# My shrimp nursery...:)



## Bert H (Mar 2, 2004)

Well yesterday was filter cleaning day. When I popped open the XP1, it looked like a shrimp only tank. :!: I counted them as I netted them into a container to return to the tank - there were 25 red cherries in there, ranging from full frown to tiny ones. 

Then I went to the XP2 - I counted 30 red cherries in that one! Perhaps they become a self-sustained colony once they become able to bear babies inside the filter proper. It had only been a couple of months since the last clean out. It made me wonder what had more shrimp, my tanks or my filters.


----------



## Piscesgirl (Feb 25, 2004)

Maybe they felt safe in there?  Congrats on all your baby shrimp!


----------



## Simpte 27 (Jul 16, 2004)

I am gearing up for my fluval's first cleaning. I'm hoping for similiar results!


----------



## brianclaw (May 17, 2005)

Wouldn't you get better results by adding a prefilter sponge to your canisters? Less chances of shrimp being sucked in would result in a higher survival rate, no? Plus the prefilter would actually cut down on your filter maintainence.


----------



## Piscesgirl (Feb 25, 2004)

I use the prefilter sponge by ATI, and it works incredibly well. Aquaclear sponges over the intake did not work, unfortunately. Sad thing is, I've read rumours that the company is no longer going to be making them? (Hydrosponges).


----------



## Bert H (Mar 2, 2004)

> Less chances of shrimp being sucked in would result in a higher survival rate, no?


I only saw 2 small cadavers in each filter. Frankly, they are so prolific I am not concerned with survival rates per se. I can only imagine that I must have at least as many shrimp in the tanks as I did in the filters. I started with 5 I got from Nathan (gnatster) about a year and a half ago. I have also given some away locally. I think they give my guppies a run for their money when it comes to reproducing.


----------



## JanS (Apr 14, 2004)

Geeze, maybe I should put my Crystal Red's in a canister filter....  JK...


----------



## kimbm04r (Apr 22, 2005)

Geeze, maybe I need to buy a canister filter!


----------



## trenac (Jul 16, 2004)

I also found baby shrimp in my Filstar XP1 canister filter, but not as many as Bert did. I've had baby's for a good while now and this is the first that I've had this to happen. 

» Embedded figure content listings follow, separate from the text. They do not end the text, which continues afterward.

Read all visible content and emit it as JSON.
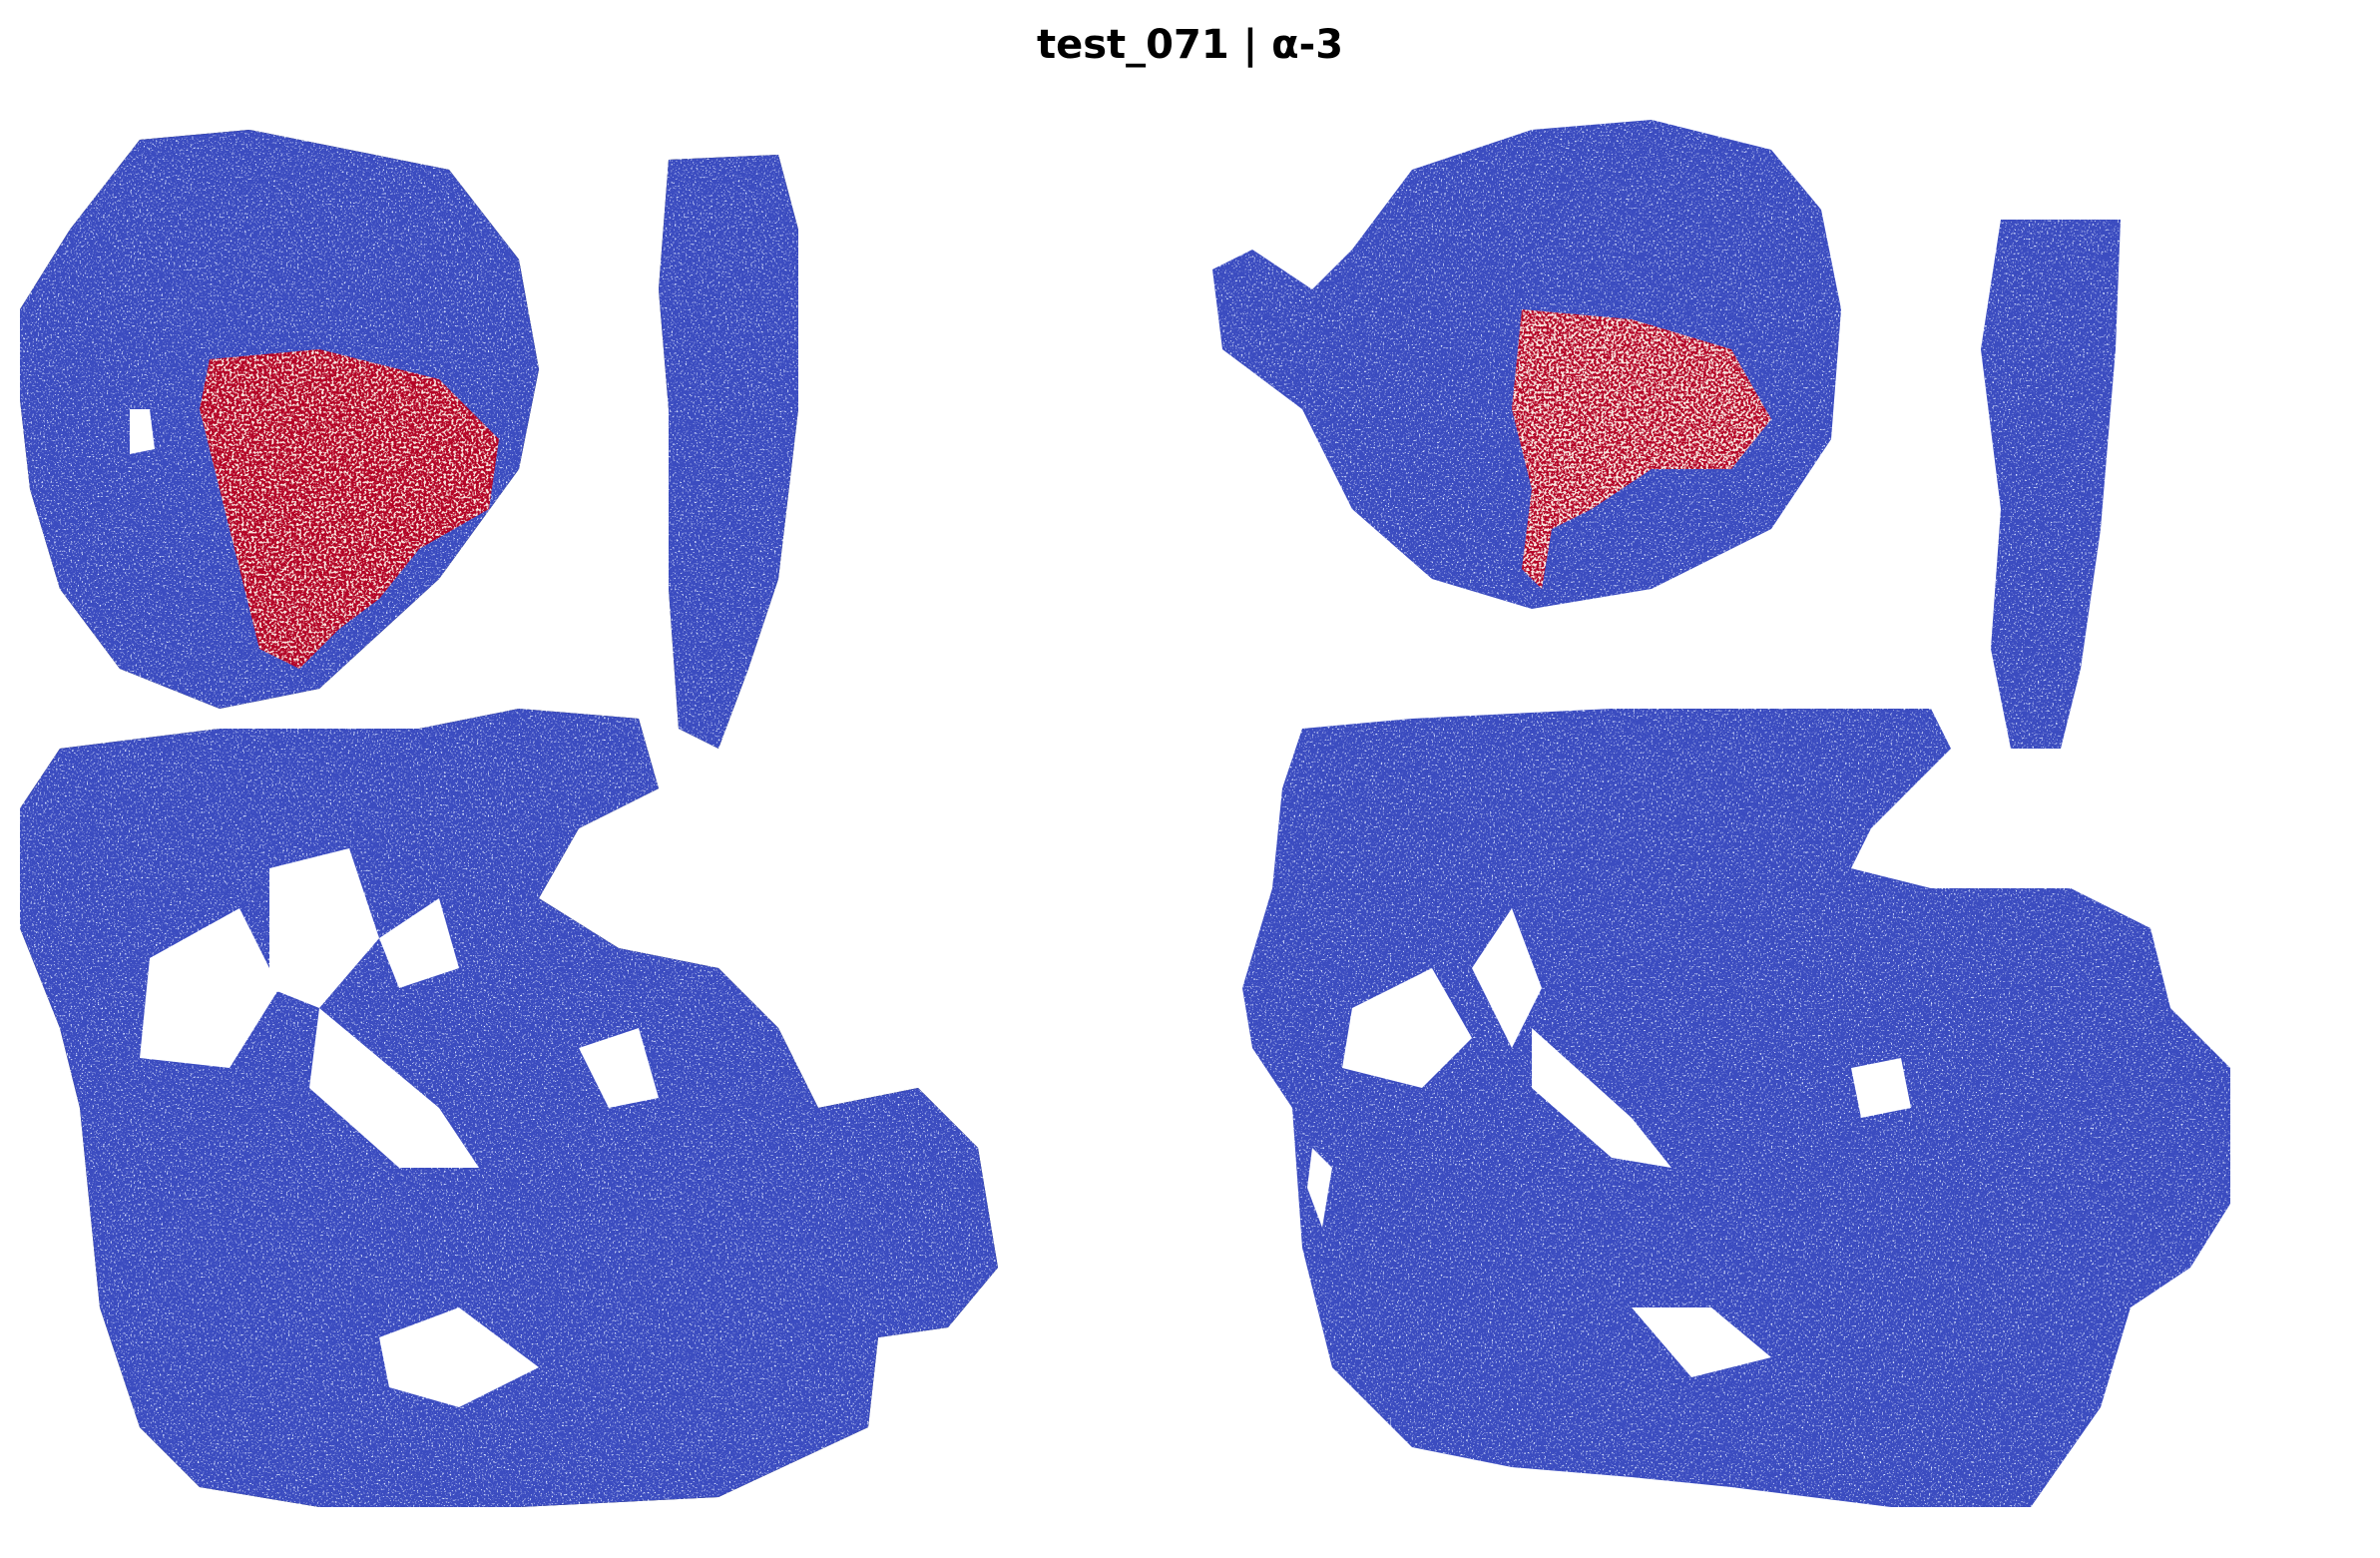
{
  "title": "test_071 | α-3",
  "colors": {
    "background": "#ffffff",
    "tissue_low": "#3b4cc0",
    "tissue_mid": "#8fb1fe",
    "tissue_light": "#dddddd",
    "hotspot": "#b40426"
  },
  "panels": [
    {
      "id": "left",
      "hotspot_intensity": "high"
    },
    {
      "id": "right",
      "hotspot_intensity": "medium"
    }
  ]
}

I've tried using the pre-filter in the past but found it to be to much work. I had to take it off and clean it ever few days and in a 20G long tank is not that easy. So now I go without.


----------



## richy (Nov 8, 2004)

I think the reason shrimp are able to survive in these canister filters is because of the pre-filter sponges within the units themselves. There are plenty of spaces for them to cling to, and plenty of food on those sponges. Wouldn't it be cool to be able to have a clear form factor on the canister filters so that you are able to see exactly what is happening with the cherries?

I agree with the other folks though, a pre-filter for your pre-filter is the best way to go. That way you can enjoy the shrimp out and about in the tank rather than in the filter where there is danger of them being killed by moving parts.


----------